With the spread of the pandemic, the economy has hit a new low. That and the widespread atmosphere of social turmoil has yet again brought cannabis legalization to the forefront.
Industry experts and policy members say that the marijuana industry can serve as an ‘economic engine’ to help manage the economic crisis.
States are making a move to reduce the penalties for possession and use of marijuana. It could prove as a start to further measures taken towards broader legalization of cannabis.
The existence of age-old laws that criminalised cannabis possession and use, and jailed Black people unreasonably for non-violent offences, are now seen as behind the times. The prevalent social unrest has caused several US states to moderate those old laws.

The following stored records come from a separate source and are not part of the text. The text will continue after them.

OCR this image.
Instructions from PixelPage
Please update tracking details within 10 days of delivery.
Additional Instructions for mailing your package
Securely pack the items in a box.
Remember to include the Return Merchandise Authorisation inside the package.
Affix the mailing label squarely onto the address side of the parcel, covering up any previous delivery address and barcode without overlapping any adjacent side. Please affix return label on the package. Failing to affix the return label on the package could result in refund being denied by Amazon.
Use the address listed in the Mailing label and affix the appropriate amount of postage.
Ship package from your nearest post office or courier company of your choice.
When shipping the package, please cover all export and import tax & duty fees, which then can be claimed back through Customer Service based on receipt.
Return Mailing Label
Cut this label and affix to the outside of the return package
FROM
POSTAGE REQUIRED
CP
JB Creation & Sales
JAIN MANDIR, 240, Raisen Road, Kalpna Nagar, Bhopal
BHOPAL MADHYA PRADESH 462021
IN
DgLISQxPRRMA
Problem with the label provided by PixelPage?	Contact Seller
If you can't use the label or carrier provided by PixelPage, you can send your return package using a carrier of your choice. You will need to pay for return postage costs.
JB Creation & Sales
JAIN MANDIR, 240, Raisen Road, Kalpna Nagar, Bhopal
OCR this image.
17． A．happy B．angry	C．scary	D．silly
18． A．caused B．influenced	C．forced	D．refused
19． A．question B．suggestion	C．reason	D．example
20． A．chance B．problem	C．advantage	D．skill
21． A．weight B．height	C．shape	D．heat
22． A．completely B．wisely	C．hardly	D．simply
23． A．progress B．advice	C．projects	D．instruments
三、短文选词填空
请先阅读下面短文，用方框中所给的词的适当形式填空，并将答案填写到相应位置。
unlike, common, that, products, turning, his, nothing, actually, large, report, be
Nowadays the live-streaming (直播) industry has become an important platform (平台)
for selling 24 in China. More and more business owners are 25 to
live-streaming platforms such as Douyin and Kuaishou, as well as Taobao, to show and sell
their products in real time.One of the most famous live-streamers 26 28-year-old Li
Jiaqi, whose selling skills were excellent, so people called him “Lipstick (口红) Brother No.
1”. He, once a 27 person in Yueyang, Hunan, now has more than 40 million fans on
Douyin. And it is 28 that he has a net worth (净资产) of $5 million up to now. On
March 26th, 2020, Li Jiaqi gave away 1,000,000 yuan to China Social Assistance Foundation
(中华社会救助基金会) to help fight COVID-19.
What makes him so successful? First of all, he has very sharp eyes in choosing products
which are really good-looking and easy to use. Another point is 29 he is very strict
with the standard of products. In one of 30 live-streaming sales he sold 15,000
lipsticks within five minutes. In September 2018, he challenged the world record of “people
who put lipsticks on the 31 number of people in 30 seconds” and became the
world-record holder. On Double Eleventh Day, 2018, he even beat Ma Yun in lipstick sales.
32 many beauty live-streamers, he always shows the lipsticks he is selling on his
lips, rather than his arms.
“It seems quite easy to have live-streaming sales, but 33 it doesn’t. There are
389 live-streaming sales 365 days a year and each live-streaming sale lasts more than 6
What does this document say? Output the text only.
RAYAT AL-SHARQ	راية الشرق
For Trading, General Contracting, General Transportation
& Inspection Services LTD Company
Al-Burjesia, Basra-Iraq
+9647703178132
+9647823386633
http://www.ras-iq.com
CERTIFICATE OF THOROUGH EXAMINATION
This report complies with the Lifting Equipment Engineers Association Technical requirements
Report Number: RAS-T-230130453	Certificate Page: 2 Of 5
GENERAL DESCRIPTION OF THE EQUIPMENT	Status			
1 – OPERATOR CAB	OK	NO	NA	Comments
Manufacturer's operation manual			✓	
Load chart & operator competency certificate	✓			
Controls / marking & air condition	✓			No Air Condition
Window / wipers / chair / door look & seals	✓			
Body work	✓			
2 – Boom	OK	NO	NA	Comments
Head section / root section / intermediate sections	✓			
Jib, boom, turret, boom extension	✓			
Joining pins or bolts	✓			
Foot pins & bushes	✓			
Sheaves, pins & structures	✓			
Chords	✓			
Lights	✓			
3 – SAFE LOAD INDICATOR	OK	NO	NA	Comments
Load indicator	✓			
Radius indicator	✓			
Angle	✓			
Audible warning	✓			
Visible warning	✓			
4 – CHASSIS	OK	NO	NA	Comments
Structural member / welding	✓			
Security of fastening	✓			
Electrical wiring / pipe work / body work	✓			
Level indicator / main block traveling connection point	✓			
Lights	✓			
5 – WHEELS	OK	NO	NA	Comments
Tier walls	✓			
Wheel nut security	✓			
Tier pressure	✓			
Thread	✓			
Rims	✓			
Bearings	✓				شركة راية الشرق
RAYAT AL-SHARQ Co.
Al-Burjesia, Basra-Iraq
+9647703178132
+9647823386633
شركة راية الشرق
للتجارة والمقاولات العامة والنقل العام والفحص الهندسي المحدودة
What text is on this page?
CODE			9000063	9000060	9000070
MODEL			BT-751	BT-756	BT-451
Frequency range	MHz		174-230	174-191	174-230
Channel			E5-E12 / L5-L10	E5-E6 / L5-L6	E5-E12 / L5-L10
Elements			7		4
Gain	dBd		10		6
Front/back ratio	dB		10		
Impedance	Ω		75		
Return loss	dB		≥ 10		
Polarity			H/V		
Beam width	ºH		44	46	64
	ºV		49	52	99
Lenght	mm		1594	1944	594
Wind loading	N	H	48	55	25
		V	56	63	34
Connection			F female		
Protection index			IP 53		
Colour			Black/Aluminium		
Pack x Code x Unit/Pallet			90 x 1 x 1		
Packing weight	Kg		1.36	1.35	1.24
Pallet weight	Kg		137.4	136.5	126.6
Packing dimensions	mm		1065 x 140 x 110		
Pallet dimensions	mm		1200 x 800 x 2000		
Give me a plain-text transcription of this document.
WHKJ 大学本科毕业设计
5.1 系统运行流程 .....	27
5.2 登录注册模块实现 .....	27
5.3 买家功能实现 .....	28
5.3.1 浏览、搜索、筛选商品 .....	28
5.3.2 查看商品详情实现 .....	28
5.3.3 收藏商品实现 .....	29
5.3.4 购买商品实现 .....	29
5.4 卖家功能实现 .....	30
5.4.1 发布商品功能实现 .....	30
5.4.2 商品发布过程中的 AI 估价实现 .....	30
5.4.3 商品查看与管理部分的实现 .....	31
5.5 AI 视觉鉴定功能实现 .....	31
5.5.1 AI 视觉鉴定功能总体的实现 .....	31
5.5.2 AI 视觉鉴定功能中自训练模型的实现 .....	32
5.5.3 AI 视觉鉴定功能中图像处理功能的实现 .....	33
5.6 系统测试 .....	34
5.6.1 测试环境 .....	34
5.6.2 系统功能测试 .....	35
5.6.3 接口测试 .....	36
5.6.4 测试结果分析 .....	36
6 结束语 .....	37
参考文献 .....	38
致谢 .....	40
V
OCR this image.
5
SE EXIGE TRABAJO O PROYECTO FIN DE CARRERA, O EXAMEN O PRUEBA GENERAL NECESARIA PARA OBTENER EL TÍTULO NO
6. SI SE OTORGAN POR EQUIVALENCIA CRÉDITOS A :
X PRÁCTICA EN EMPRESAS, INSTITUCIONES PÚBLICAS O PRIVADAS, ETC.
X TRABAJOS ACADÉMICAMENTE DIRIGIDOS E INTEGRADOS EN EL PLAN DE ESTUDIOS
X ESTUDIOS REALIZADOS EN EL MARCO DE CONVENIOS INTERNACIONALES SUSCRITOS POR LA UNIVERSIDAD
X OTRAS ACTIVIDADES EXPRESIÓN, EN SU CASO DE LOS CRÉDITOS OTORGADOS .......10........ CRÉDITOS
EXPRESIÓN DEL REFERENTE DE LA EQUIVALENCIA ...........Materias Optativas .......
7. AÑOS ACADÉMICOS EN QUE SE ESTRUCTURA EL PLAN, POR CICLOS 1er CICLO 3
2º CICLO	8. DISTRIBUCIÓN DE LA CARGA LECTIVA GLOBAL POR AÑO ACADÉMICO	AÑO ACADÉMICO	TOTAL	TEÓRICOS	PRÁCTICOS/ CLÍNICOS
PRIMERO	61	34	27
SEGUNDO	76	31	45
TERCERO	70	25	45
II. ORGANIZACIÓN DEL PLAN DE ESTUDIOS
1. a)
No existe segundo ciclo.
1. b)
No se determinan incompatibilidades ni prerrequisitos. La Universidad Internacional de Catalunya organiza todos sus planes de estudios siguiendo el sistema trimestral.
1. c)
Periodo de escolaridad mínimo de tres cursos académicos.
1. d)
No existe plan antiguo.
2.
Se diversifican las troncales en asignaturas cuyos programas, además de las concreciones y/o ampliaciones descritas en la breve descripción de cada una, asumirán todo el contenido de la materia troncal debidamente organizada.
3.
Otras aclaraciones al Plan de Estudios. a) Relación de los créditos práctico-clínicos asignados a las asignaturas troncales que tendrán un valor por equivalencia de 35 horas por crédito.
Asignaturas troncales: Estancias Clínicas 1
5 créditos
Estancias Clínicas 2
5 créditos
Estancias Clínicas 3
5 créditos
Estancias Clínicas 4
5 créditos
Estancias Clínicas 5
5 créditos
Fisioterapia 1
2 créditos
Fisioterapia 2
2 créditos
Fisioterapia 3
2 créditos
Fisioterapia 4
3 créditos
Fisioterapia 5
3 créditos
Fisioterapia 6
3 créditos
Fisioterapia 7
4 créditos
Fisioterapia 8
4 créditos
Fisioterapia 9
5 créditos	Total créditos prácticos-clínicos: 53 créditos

Karen O’Keefe, The director of state policies for the Marijuana Policy Project, said, “I expect a record number of states to legalize marijuana in 2021, in part due to the financial pressures, along with the racial injustice imperative to reduce unnecessary police-civilian interactions.”
An amendment was added to a bill in Colorado that aimed at expanding the state’s legal marijuana industry with a provision that would allow the Democratic Governor, Jared Polis, to extirpate residents with minor cannabis convictions.
Nevada, too, absolved more than 15,500 people who were found guilty of carrying less than an ounce of weed.
Even New Jersey is taking steps towards decriminalization legislation. Virginia’s recent decriminalization law includes a provision to create a group that would evaluate the impact of cannabis legalization.
Georgia lawmakers have added decriminalization to a police reform bill. However, according to the Savannah Morning News reports, its approval seems difficult with the state’s Republican-controlled General Assembly and the legislative session ending on June 30.
Kevin Sabet, the co-founder of Smart Approaches to Marijuana, told CNN Business, that although the organization is against full-scale legalization of Marijuana, they support decriminalizing minor possession of the flower.
He further said, via email, “Decriminalization begins the process of healing past harms while also forgoing the creation of a new, predatory industry keen on marketing extremely potent marijuana products.”
People who’ve been in support of legalization of Cannabis, have advocated eliminating illegal market activity, generating additional tax income and righting the injustice caused in the past.
Jessica Billingsley, chief executive officer of Akerna, which makes regulatory software that tracks the sale of cannabis from seed to sale, said, “At the end of the day, economics talk and jobs talk. I truly believe we’re going to see some very meaningful and important movement coming out of this as states and governors look for a way to bolster their economy.”
According to the data from BDS Analytics, in 2019, cannabis sales had totaled about $15 billion in states that legalized it for medical as well as recreational use. They are expected to reach a whopping figure of $30 billion by 2024.
At the start of 2020, the US Cannabis industry had about 243,700 full-time employees, according to cannabis site Leafly.
During the pandemic, states, where cannabis is legal, deemed the drug an essential commodity. Sales remained steady throughout the pandemic, and states like Washington and California saw an increase too.
It has led to a growing notion in the industry that cannabis may be a recession-proof commodity and could be a cure for the sliding economy.
However, policy experts and economists advise against viewing marijuana legalization as a cure-all for state fiscal woes.
Ulrik Boesen, a senior policy analyst for the Tax Foundation, told CNN Business, “This is no short-term solution because it takes time. If you’re looking at the fiscal year 2021 that you’re worried about, legalizing marijuana isn’t going to be a solution.”